This post will be just a bunch of random ramblings....
My temp dipped down and came back up this morning. Could be a coincidence, but I am MAKING myself be hopeful.
My temps are staying up higher than they ever have before. I got my progesterone/estrodial blood test yesterday and afterwards I got my first PIO injection. Im praying that my progesterone showed I had a strong ovulation, stronger than the U/S showed. Im praying that miraculously my follies grew big enough before releasing the egg. Or at the very least that the eggs were mature.
As far as "symptoms" go. Not much is going on. Sore/heavy boobs and a light cramping here and there. Mood swings like crazy, but all of these are probably a result of the hormones, and not pregnancy.
The doctor doesn't feel hopeful. But honestly, I definitely still have hope. Last night's sermon at church was like God speaking DIRECTLY to us. My husband definitely said that he feels that I will be pregnant more now than he did before. The sermon was on how God is our refuge in times of struggle. He will give us relief when we can't go anymore. Hubs took that as God sending us our blessing now, because we can't handle much more. I honestly am struggling with this.

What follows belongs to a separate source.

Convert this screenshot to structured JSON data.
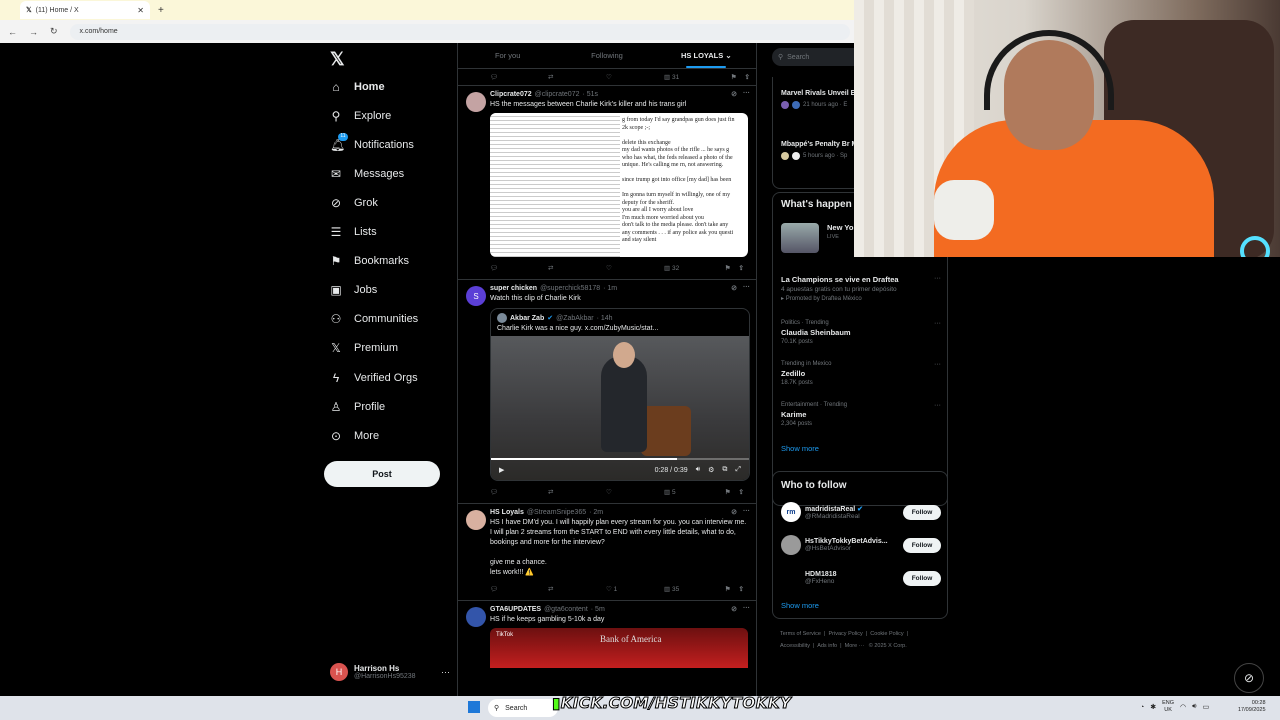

I want so hard to believe that those thoughts and feelings of peace and just knowing this would be the month we conceived are still relevant.
But at the same time, I am really trying to protect my heart. I kind of feel that if God wants me to be pregnant, He will make it happen. So instead of worrying and all that, I have instead turned on the worship music, and that's how I'm spending my days. Listening to worship music, and praising while I wait. God has a plan, and even though I'm so terrified of how much longer I will have to wait, I will continue to praise Him.
God is our refuge and strength, A very present help in trouble.